Что это: катастрофа, конец, смерть? Мы заживо погребены?
Я открыл глаза.
Свет. Фонарики горят, поблескивают лужи, капают капли, грохочет железо. Навстречу нам с обушками на плечах идут спокойные забойщики. И Виктор Степанович говорит, как будто продолжая начатый разговор:
— …дается световой сигнал. Смена рабочих.
Неужели тьма длилась одно мгновение? Неужели всего один миг?
Мне кажется — прошла жизнь.
Квершлаг перешел в коренной штрек[35], начались забои.
— Как вам нравится эта змея? — спрашивает Виктор Степанович.
По полу, по лужам ползает, изгибаясь и подпрыгивая, бесконечно длинная серая змея — резиновый шланг.
Толстую железную голову ее держит за уши забойщик.
В яростной злобе железная голова змеи с молниеносной быстротой выбрасывает, прячет и опять выбрасывает прямое стальное жало: «гвоздит» им в черную стену. Брызгами летит из-под него уголь.
— Отбойный молоток. Действует сжатым воздухом. Резиновый шланг — воздухопровод к нему.
— Все это очень интересно, — говорю я. — Но ведь вы обещали показать мне и живых зверей?
— Покажу, покажу, все покажу. Да вот они и сами.
Он показал вперед по штреку.
Оттуда приближался маленький поезд. Впереди шла лошадь, таща за собой пять вагонеток, полных угля. За ней еще лошадь с вагонетками и еще. На передних вагонетках лежали коногоны.
Лошади шли медленной поступью, низко-низко опустив голову. Трудно было сказать, какой они масти: угольная пыль превратила рыжий цвет в бурый, серый — в черный, белый — в грязно-серый.
Когда они приблизились к нам, я хотел отвернуться.

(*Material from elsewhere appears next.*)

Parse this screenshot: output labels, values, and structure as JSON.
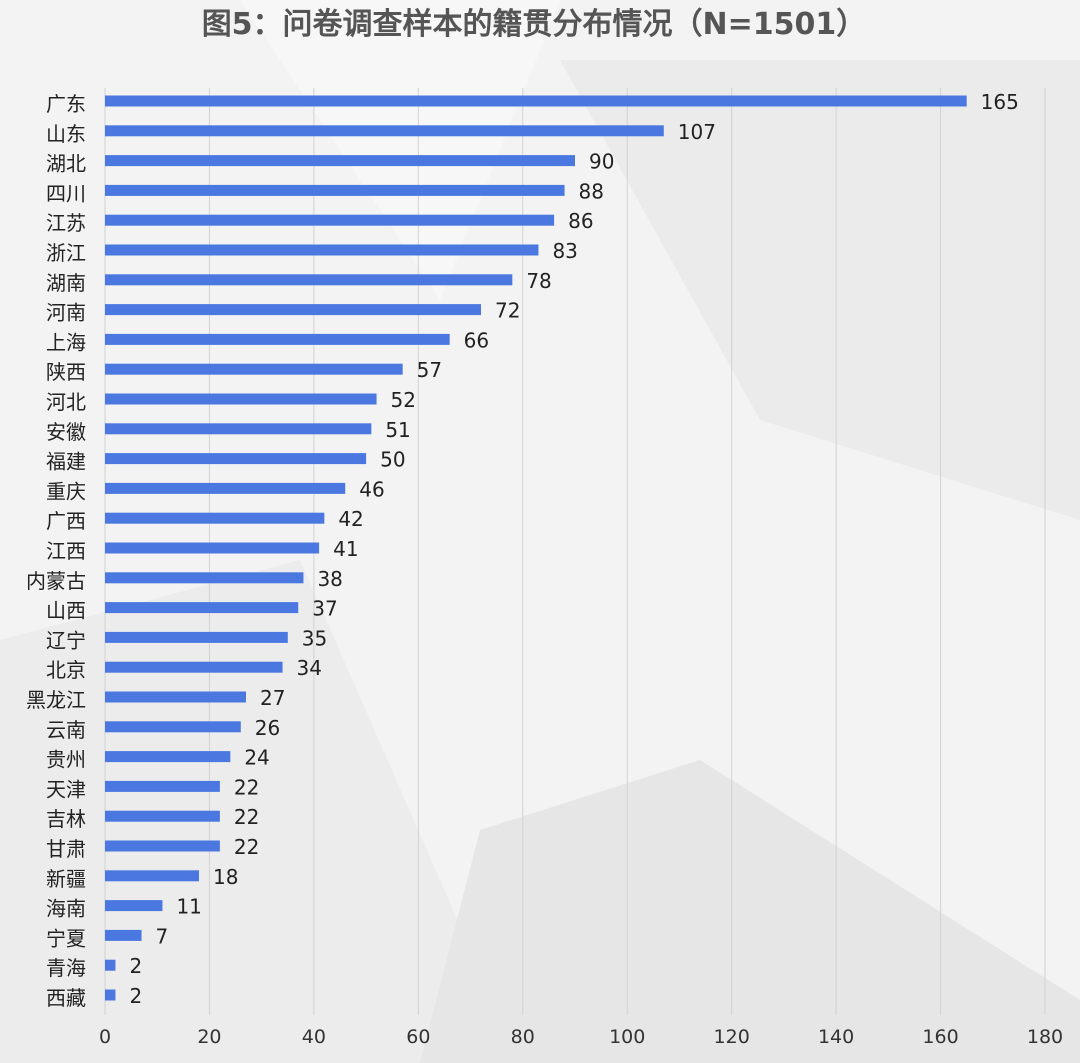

Я знал, что в шахтах, годами без солнца, лошади слепнут, и не хотел глядеть в ужасные немые глаза этих животных.
Но первая из лошадей встряхнула головой и глянула на меня.
— Зрячая! — удивился я.
— Ну да, — сказал Виктор Степанович. — У нас они не теряют зрения, потому что работают в три смены, по восемь часов. Остальные шестнадцать они проводят наверху, на «дневной поверхности». Вообще лошадь в шахте — это пережиток старины. Мы всюду сейчас, как в Губахе и в Кизиле, вводим под землей электровозы.
— Смотрите, — сказал я. — Как та вот, гривастая, идет: видно, еле тянет.
— Это Манька-то? — встрепенулся коногон и повернулся к нам лицом. — Она нарочно надувается. Хитрющая зверюга! Попробуй ей лишнюю вагонетку прицепи. Полагается пять, она знает. Повернет голову, смотрит и считает. Как начнешь прицеплять шестую, сейчас зауросит, головой замотает, копытами бьет. Она счет знает, право слово, знает. В обиду себя не даст, вре-ешь!
Поезд прошел, и мы направились дальше.
— Вот еще тут по вашей части, — сказал Виктор Степанович.
На стене, немного выше моих колен, висела клетка с канарейкой.
Другая клетка стояла на полу. В ней копошились две розовохвостые белые мыши. Рядом горела на земле шахтерская лампа.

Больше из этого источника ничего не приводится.